O negócio nasceu a partir da tentativa de aliviar crises de fibromialgia de uma amiga das fundadoras. O que começou como uma experiência artesanal evoluiu para uma startup formalizada em 2024 e que já participou de diversos programas de aceleração e capacitação voltados a novos negócios.
Amazon Bio
Outro caso de destaque é o da Amazon Bioprotein, criada pela empreendedora Antônia Maria Bezerra, de 76 anos. A empresa desenvolveu um suplemento proteico produzido a partir do cariru, planta típica da região amazônica. O produto resulta da combinação entre conhecimento tradicional, ciência dos alimentos e estratégia de mercado.
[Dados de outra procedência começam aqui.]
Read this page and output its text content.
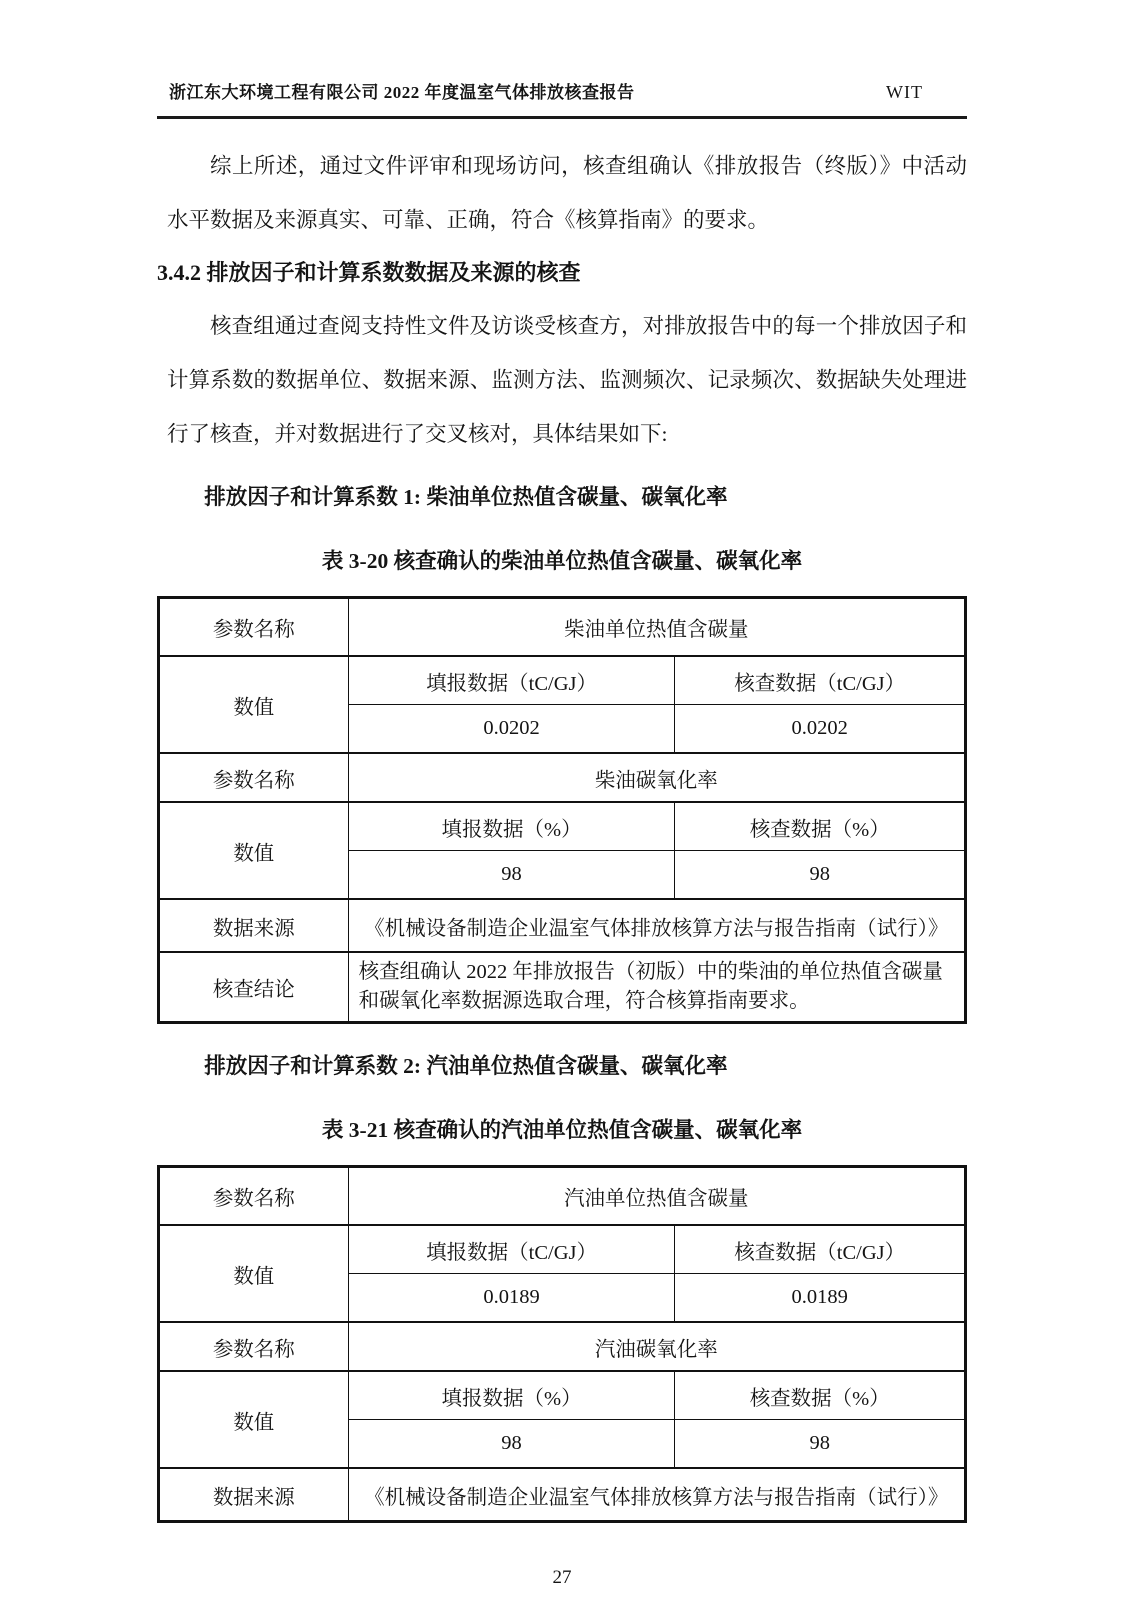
浙江东大环境工程有限公司 2022 年度温室气体排放核查报告	WIT

综上所述，通过文件评审和现场访问，核查组确认《排放报告（终版）》中活动水平数据及来源真实、可靠、正确，符合《核算指南》的要求。

3.4.2 排放因子和计算系数数据及来源的核查

核查组通过查阅支持性文件及访谈受核查方，对排放报告中的每一个排放因子和计算系数的数据单位、数据来源、监测方法、监测频次、记录频次、数据缺失处理进行了核查，并对数据进行了交叉核对，具体结果如下:

排放因子和计算系数 1: 柴油单位热值含碳量、碳氧化率
表 3-20 核查确认的柴油单位热值含碳量、碳氧化率
参数名称	柴油单位热值含碳量	
数值	填报数据（tC/GJ）	核查数据（tC/GJ）
	0.0202	0.0202
参数名称	柴油碳氧化率	
数值	填报数据（%）	核查数据（%）
	98	98
数据来源	《机械设备制造企业温室气体排放核算方法与报告指南（试行）》	
核查结论	核查组确认 2022 年排放报告（初版）中的柴油的单位热值含碳量和碳氧化率数据源选取合理，符合核算指南要求。	
排放因子和计算系数 2: 汽油单位热值含碳量、碳氧化率
表 3-21 核查确认的汽油单位热值含碳量、碳氧化率
参数名称	汽油单位热值含碳量	
数值	填报数据（tC/GJ）	核查数据（tC/GJ）
	0.0189	0.0189
参数名称	汽油碳氧化率	
数值	填报数据（%）	核查数据（%）
	98	98
数据来源	《机械设备制造企业温室气体排放核算方法与报告指南（试行）》	
27
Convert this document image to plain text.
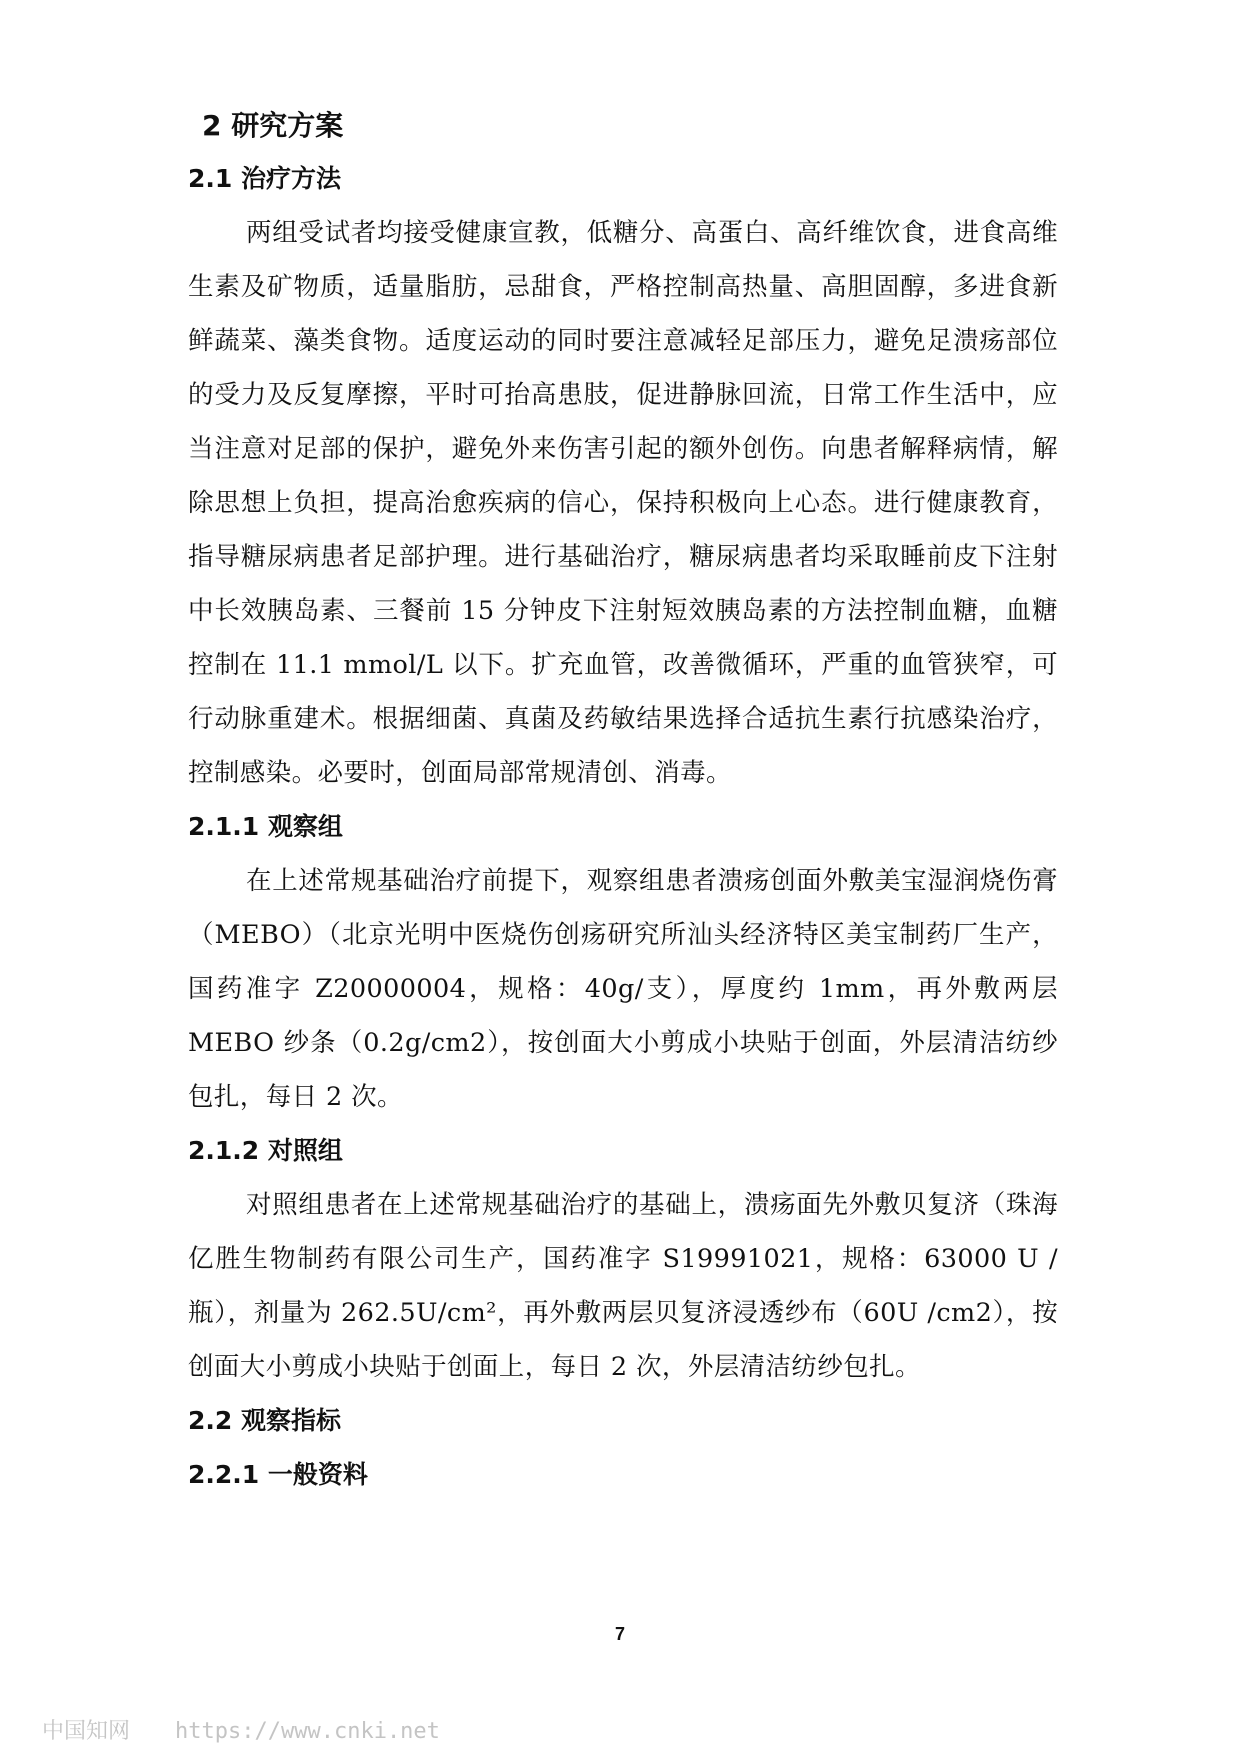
2 研究方案
2.1 治疗方法

两组受试者均接受健康宣教，低糖分、高蛋白、高纤维饮食，进食高维生素及矿物质，适量脂肪，忌甜食，严格控制高热量、高胆固醇，多进食新鲜蔬菜、藻类食物。适度运动的同时要注意减轻足部压力，避免足溃疡部位的受力及反复摩擦，平时可抬高患肢，促进静脉回流，日常工作生活中，应当注意对足部的保护，避免外来伤害引起的额外创伤。向患者解释病情，解除思想上负担，提高治愈疾病的信心，保持积极向上心态。进行健康教育，指导糖尿病患者足部护理。进行基础治疗，糖尿病患者均采取睡前皮下注射中长效胰岛素、三餐前 15 分钟皮下注射短效胰岛素的方法控制血糖，血糖控制在 11.1 mmol/L 以下。扩充血管，改善微循环，严重的血管狭窄，可行动脉重建术。根据细菌、真菌及药敏结果选择合适抗生素行抗感染治疗，控制感染。必要时，创面局部常规清创、消毒。

2.1.1 观察组

在上述常规基础治疗前提下，观察组患者溃疡创面外敷美宝湿润烧伤膏（MEBO）（北京光明中医烧伤创疡研究所汕头经济特区美宝制药厂生产，国药准字 Z20000004，规格：40g/支），厚度约 1mm，再外敷两层 MEBO 纱条（0.2g/cm2），按创面大小剪成小块贴于创面，外层清洁纺纱包扎，每日 2 次。

2.1.2 对照组

对照组患者在上述常规基础治疗的基础上，溃疡面先外敷贝复济（珠海亿胜生物制药有限公司生产，国药准字 S19991021，规格：63000 U /瓶），剂量为 262.5U/cm²，再外敷两层贝复济浸透纱布（60U /cm2），按创面大小剪成小块贴于创面上，每日 2 次，外层清洁纺纱包扎。

2.2 观察指标
2.2.1 一般资料
7
中国知网 https://www.cnki.net
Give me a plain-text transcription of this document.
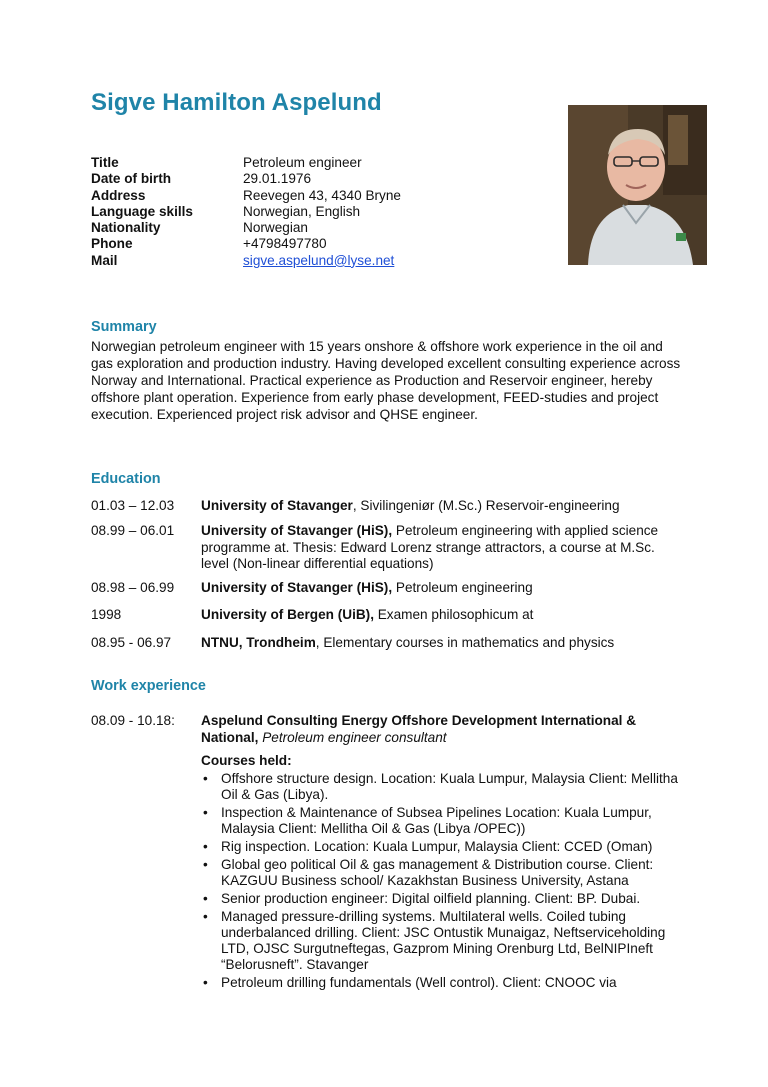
Sigve Hamilton Aspelund
Title	Petroleum engineer
Date of birth	29.01.1976
Address	Reevegen 43, 4340 Bryne
Language skills	Norwegian, English
Nationality	Norwegian
Phone	+4798497780
Mail	sigve.aspelund@lyse.net
Summary
Norwegian petroleum engineer with 15 years onshore & offshore work experience in the oil and gas exploration and production industry. Having developed excellent consulting experience across Norway and International. Practical experience as Production and Reservoir engineer, hereby offshore plant operation. Experience from early phase development, FEED-studies and project execution. Experienced project risk advisor and QHSE engineer.
Education
01.03 – 12.03	University of Stavanger, Sivilingeniør (M.Sc.) Reservoir-engineering
08.99 – 06.01	University of Stavanger (HiS), Petroleum engineering with applied science programme at. Thesis: Edward Lorenz strange attractors, a course at M.Sc. level (Non-linear differential equations)
08.98 – 06.99	University of Stavanger (HiS), Petroleum engineering
1998	University of Bergen (UiB), Examen philosophicum at
08.95 - 06.97	NTNU, Trondheim, Elementary courses in mathematics and physics
Work experience
08.09 - 10.18:	Aspelund Consulting Energy Offshore Development International & National, Petroleum engineer consultant
Courses held:
• Offshore structure design. Location: Kuala Lumpur, Malaysia Client: Mellitha Oil & Gas (Libya).
• Inspection & Maintenance of Subsea Pipelines Location: Kuala Lumpur, Malaysia Client: Mellitha Oil & Gas (Libya /OPEC))
• Rig inspection. Location: Kuala Lumpur, Malaysia Client: CCED (Oman)
• Global geo political Oil & gas management & Distribution course. Client: KAZGUU Business school/ Kazakhstan Business University, Astana
• Senior production engineer: Digital oilfield planning. Client: BP. Dubai.
• Managed pressure-drilling systems. Multilateral wells. Coiled tubing underbalanced drilling. Client: JSC Ontustik Munaigaz, Neftserviceholding LTD, OJSC Surgutneftegas, Gazprom Mining Orenburg Ltd, BelNIPIneft “Belorusneft”. Stavanger
• Petroleum drilling fundamentals (Well control). Client: CNOOC via
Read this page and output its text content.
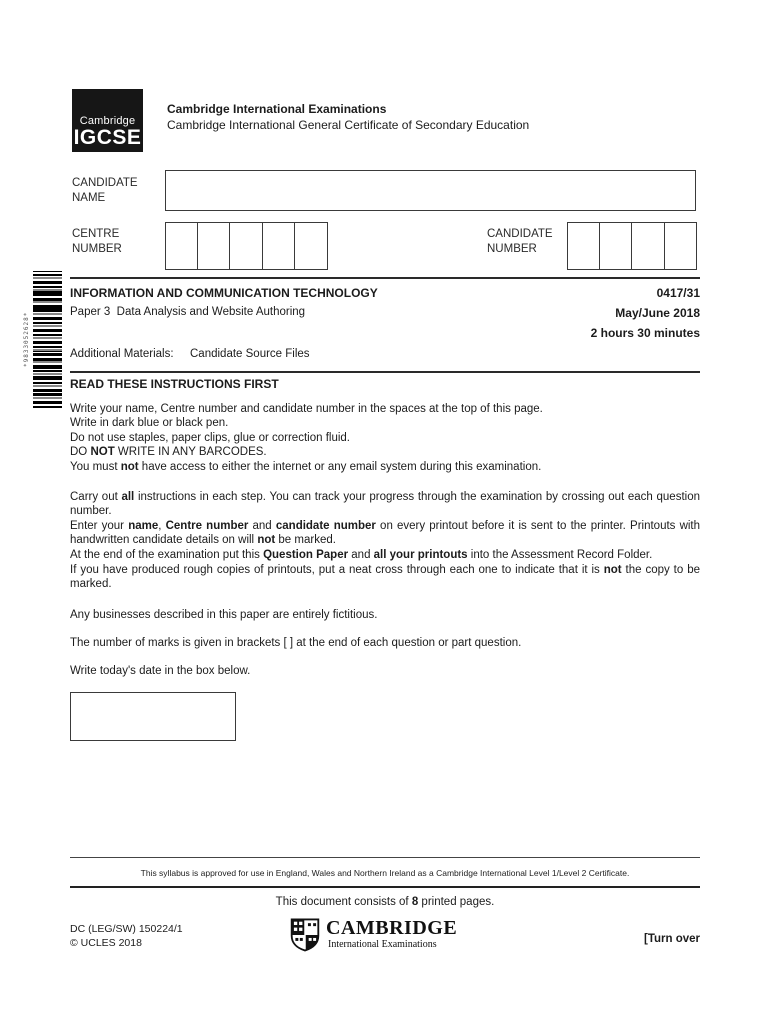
*9833052628*
Cambridge
IGCSE
Cambridge International Examinations
Cambridge International General Certificate of Secondary Education
CANDIDATE
NAME
CENTRE
NUMBER
CANDIDATE
NUMBER
INFORMATION AND COMMUNICATION TECHNOLOGY	0417/31
Paper 3  Data Analysis and Website Authoring	May/June 2018
2 hours 30 minutes
Additional Materials: Candidate Source Files
READ THESE INSTRUCTIONS FIRST
Write your name, Centre number and candidate number in the spaces at the top of this page.
Write in dark blue or black pen.
Do not use staples, paper clips, glue or correction fluid.
DO NOT WRITE IN ANY BARCODES.
You must not have access to either the internet or any email system during this examination.
Carry out all instructions in each step. You can track your progress through the examination by crossing out each question number.
Enter your name, Centre number and candidate number on every printout before it is sent to the printer. Printouts with handwritten candidate details on will not be marked.
At the end of the examination put this Question Paper and all your printouts into the Assessment Record Folder.
If you have produced rough copies of printouts, put a neat cross through each one to indicate that it is not the copy to be marked.
Any businesses described in this paper are entirely fictitious.
The number of marks is given in brackets [ ] at the end of each question or part question.
Write today's date in the box below.
This syllabus is approved for use in England, Wales and Northern Ireland as a Cambridge International Level 1/Level 2 Certificate.
This document consists of 8 printed pages.
DC (LEG/SW) 150224/1
© UCLES 2018
CAMBRIDGE
International Examinations	[Turn over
A startup ganhou projeção após participar de programas de inovação como Startup On Macapá, Inova Amazônia e InovAtiva de Impacto, além de apresentar sua proposta no Web Summit, em Lisboa. Em 2024, a empresa também entrou para a lista internacional das 100 Startups to Watch.

O cariru utilizado na produção é cultivado no Quilombo do Ambé, o que fortalece a conexão entre inovação tecnológica, geração de renda local e preservação ambiental. Atualmente, a empresa atua como startup incubada no SENAI e mantém parcerias com instituições de inovação e pesquisa.
A reportagem também destaca o papel da Casa Azul Ventures, organização que atua na aceleração de startups da região. Por meio do programa Ignição de Negócios, realizado no Hub Amazoom, empreendedores recebem apoio para estruturar modelos de negócios, desenvolver produtos mínimos viáveis (MVPs) e construir estratégias de crescimento sustentável.
O movimento evidencia uma nova fase da bioeconomia amazônica, em que a biodiversidade deixa de ser apenas potencial natural e passa a integrar cadeias produtivas estruturadas, capazes de gerar inovação, renda e competitividade internacional.
Nesse cenário, mulheres empreendedoras do Amapá aparecem como protagonistas de uma transformação que conecta ciência, floresta e mercado global, apontando para a consolidação de um novo ecossistema de inovação na região amazônica.